The ECB is a lame-duck if Mr. Draghi continues to endorse without challenge its constitutional mandate. Signor Draghi deve sospendere 'Price Stability', which is a moot predicament at the moment, and with the help from two oversea friends, act to stabilize the yield curves. The New Normal advocated by financial and portfolio managers should not be higher unemployment and softer growth, it should be lower Returns on Investment. The structural adjustment required by the global economy in order to survive the extending contagion of below-quality investments is to realign investor expectations in view of de-stabilized and riskier investment scenarios.
Obviously, this goes contrary to the grain of conventional investment lore: the riskier the target, the higher the yield! Unfortunately, when available resources are numbered, and quality contaminated, there's not much choice. You buy into the mess,praying for a cure, or seek quarantined shelters. Are there any? You run to gold? Does anyone care? To SF, Yen or some other resource-constrained sovereign? Price those economies out of the market and over time, the original predicament only changed hands.

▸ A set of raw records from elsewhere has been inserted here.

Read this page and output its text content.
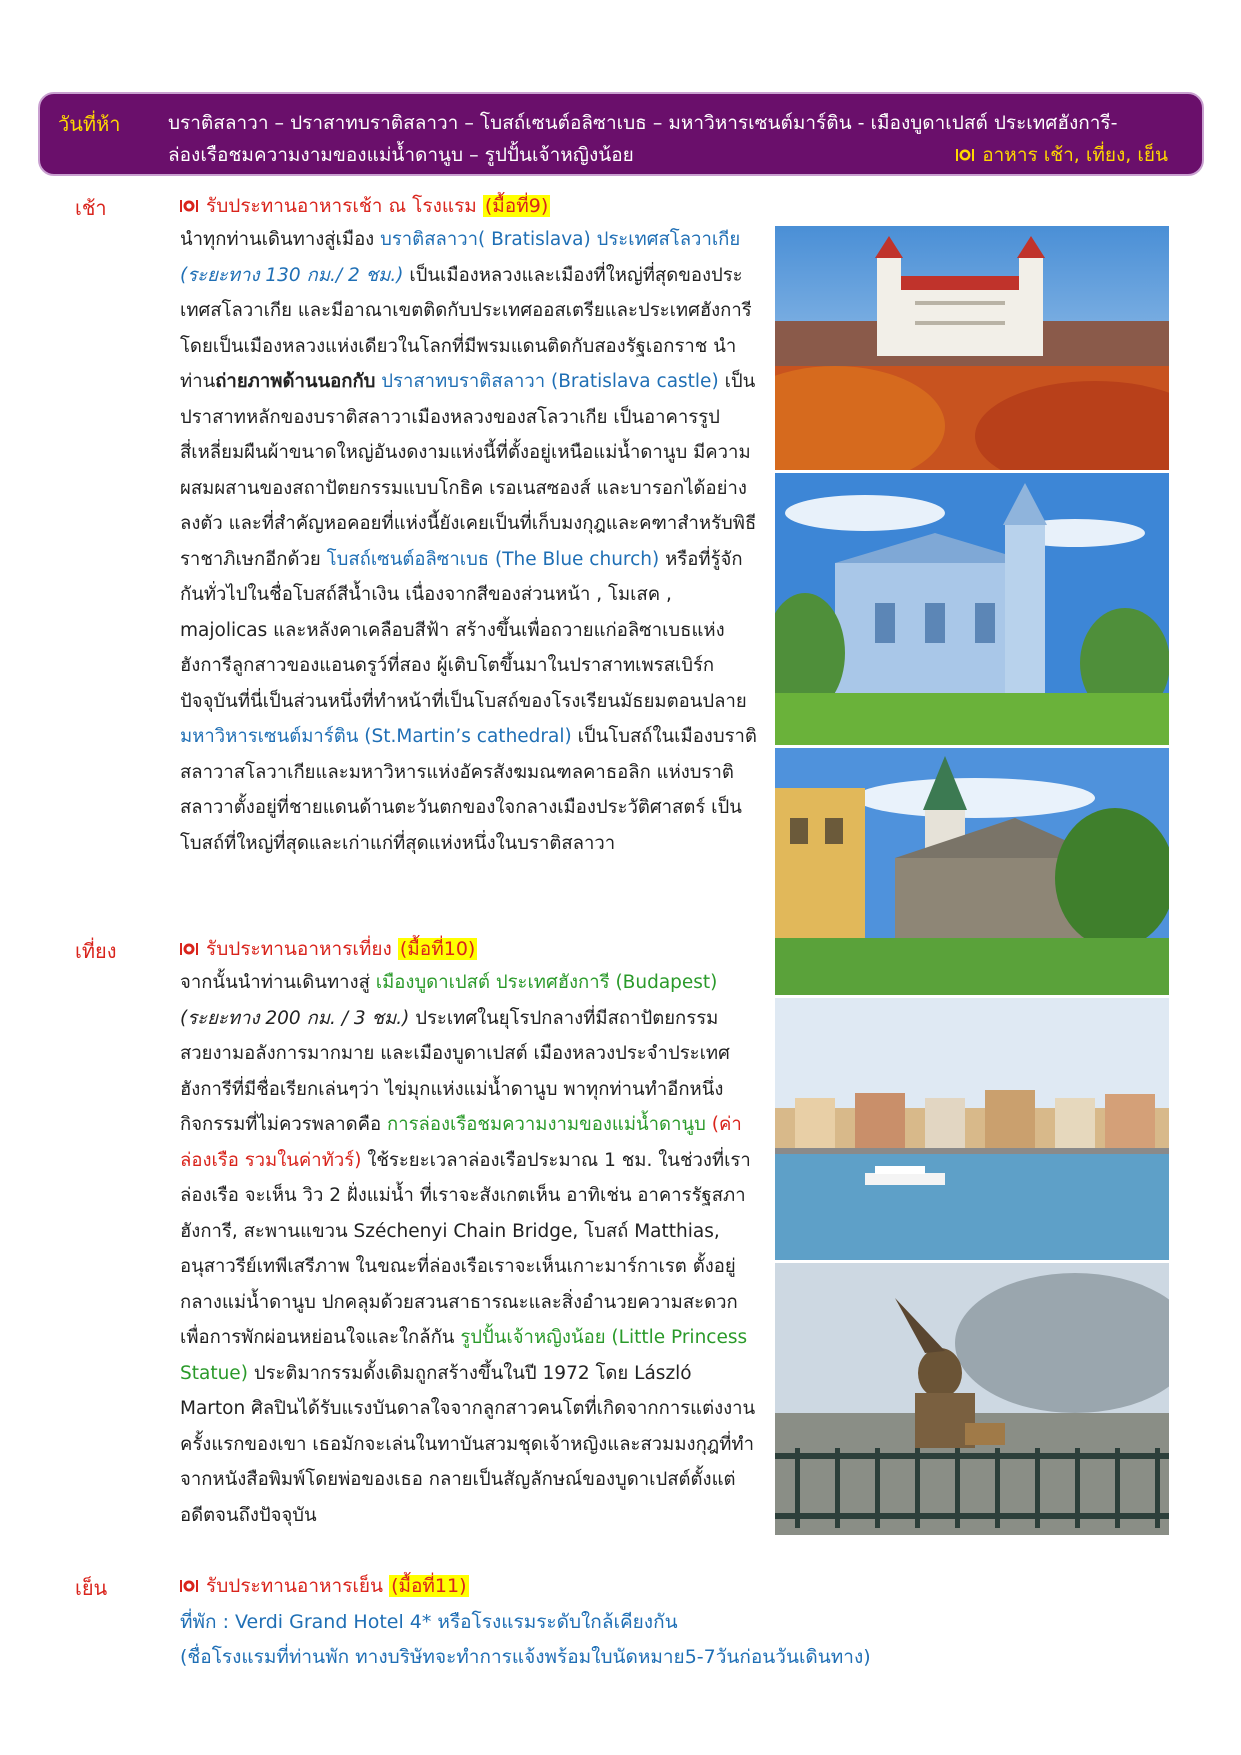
วันที่ห้า	บราติสลาวา – ปราสาทบราติสลาวา – โบสถ์เซนต์อลิซาเบธ – มหาวิหารเซนต์มาร์ติน - เมืองบูดาเปสต์ ประเทศฮังการี-
ล่องเรือชมความงามของแม่น้ำดานูบ – รูปปั้นเจ้าหญิงน้อย	อาหาร เช้า, เที่ยง, เย็น
เช้า	รับประทานอาหารเช้า ณ โรงแรม (มื้อที่9)

นำทุกท่านเดินทางสู่เมือง บราติสลาวา( Bratislava) ประเทศสโลวาเกีย (ระยะทาง 130 กม./ 2 ชม.) เป็นเมืองหลวงและเมืองที่ใหญ่ที่สุดของประเทศสโลวาเกีย และมีอาณาเขตติดกับประเทศออสเตรียและประเทศฮังการี โดยเป็นเมืองหลวงแห่งเดียวในโลกที่มีพรมแดนติดกับสองรัฐเอกราช นำท่านถ่ายภาพด้านนอกกับ ปราสาทบราติสลาวา (Bratislava castle) เป็นปราสาทหลักของบราติสลาวาเมืองหลวงของสโลวาเกีย เป็นอาคารรูปสี่เหลี่ยมผืนผ้าขนาดใหญ่อันงดงามแห่งนี้ที่ตั้งอยู่เหนือแม่น้ำดานูบ มีความผสมผสานของสถาปัตยกรรมแบบโกธิค เรอเนสซองส์ และบารอกได้อย่างลงตัว และที่สำคัญหอคอยที่แห่งนี้ยังเคยเป็นที่เก็บมงกุฎและคฑาสำหรับพิธีราชาภิเษกอีกด้วย โบสถ์เซนต์อลิซาเบธ (The Blue church) หรือที่รู้จักกันทั่วไปในชื่อโบสถ์สีน้ำเงิน เนื่องจากสีของส่วนหน้า , โมเสค , majolicas และหลังคาเคลือบสีฟ้า สร้างขึ้นเพื่อถวายแก่อลิซาเบธแห่งฮังการีลูกสาวของแอนดรูว์ที่สอง ผู้เติบโตขึ้นมาในปราสาทเพรสเบิร์ก ปัจจุบันที่นี่เป็นส่วนหนึ่งที่ทำหน้าที่เป็นโบสถ์ของโรงเรียนมัธยมตอนปลาย มหาวิหารเซนต์มาร์ติน (St.Martin’s cathedral) เป็นโบสถ์ในเมืองบราติสลาวาสโลวาเกียและมหาวิหารแห่งอัครสังฆมณฑลคาธอลิก แห่งบราติสลาวาตั้งอยู่ที่ชายแดนด้านตะวันตกของใจกลางเมืองประวัติศาสตร์ เป็นโบสถ์ที่ใหญ่ที่สุดและเก่าแก่ที่สุดแห่งหนึ่งในบราติสลาวา

เที่ยง	รับประทานอาหารเที่ยง (มื้อที่10)

จากนั้นนำท่านเดินทางสู่ เมืองบูดาเปสต์ ประเทศฮังการี (Budapest) (ระยะทาง 200 กม. / 3 ชม.) ประเทศในยุโรปกลางที่มีสถาปัตยกรรมสวยงามอลังการมากมาย และเมืองบูดาเปสต์ เมืองหลวงประจำประเทศฮังการีที่มีชื่อเรียกเล่นๆว่า ไข่มุกแห่งแม่น้ำดานูบ พาทุกท่านทำอีกหนึ่งกิจกรรมที่ไม่ควรพลาดคือ การล่องเรือชมความงามของแม่น้ำดานูบ (ค่าล่องเรือ รวมในค่าทัวร์) ใช้ระยะเวลาล่องเรือประมาณ 1 ชม. ในช่วงที่เราล่องเรือ จะเห็น วิว 2 ฝั่งแม่น้ำ ที่เราจะสังเกตเห็น อาทิเช่น อาคารรัฐสภาฮังการี, สะพานแขวน Széchenyi Chain Bridge, โบสถ์ Matthias, อนุสาวรีย์เทพีเสรีภาพ ในขณะที่ล่องเรือเราจะเห็นเกาะมาร์กาเรต ตั้งอยู่กลางแม่น้ำดานูบ ปกคลุมด้วยสวนสาธารณะและสิ่งอำนวยความสะดวกเพื่อการพักผ่อนหย่อนใจและใกล้กัน รูปปั้นเจ้าหญิงน้อย (Little Princess Statue) ประติมากรรมดั้งเดิมถูกสร้างขึ้นในปี 1972 โดย László Marton ศิลปินได้รับแรงบันดาลใจจากลูกสาวคนโตที่เกิดจากการแต่งงานครั้งแรกของเขา เธอมักจะเล่นในทาบันสวมชุดเจ้าหญิงและสวมมงกุฎที่ทำจากหนังสือพิมพ์โดยพ่อของเธอ กลายเป็นสัญลักษณ์ของบูดาเปสต์ตั้งแต่อดีตจนถึงปัจจุบัน

เย็น	รับประทานอาหารเย็น (มื้อที่11)
ที่พัก : Verdi Grand Hotel 4* หรือโรงแรมระดับใกล้เคียงกัน
(ชื่อโรงแรมที่ท่านพัก ทางบริษัทจะทำการแจ้งพร้อมใบนัดหมาย5-7วันก่อนวันเดินทาง)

What is becoming clearer is that there are only a few viable Backstops in this Global economy, and the Classic is the United States Treasury, with a little help from a friend.
To the United States Treasuries-of course, and at most probably quasi-zeros, or cash the portfolio. If the latter is the soundest judgement of the wise and enlightened investors, then why wait for the storm; shelter yourselves now.
How will the markets end? Not with a tumble but a crumble. The EU will fall apart unless Draghi and some confreres show their stuff...change the discourse from financial narratives about controlling deficits and imposing guarantees to a discourse with fiscal narratives about job creation, stabilizing growth engines and stimulating aggregate demand. Mr. Draghi will need support from Mr. Bernanke and gang. He knows it and the United States know it.
Now we're surfing big waves...CI (nod) GC and MI are gone to surf some rogue waves for a while, at least til Xmas, so I'll offer my pennies' worth...yields will not come off because the markets have the sovereign issuers by their necklines. Moreover, some of the regional financials have seen their own yields jump dramatically and affect adversely, even German financials. That in turn, will commute aggressively on the forthcoming products. It's a vicious circle. I thought Draghi could pull it off, but I have tendency to agree with Circuit that it looks pretty tough.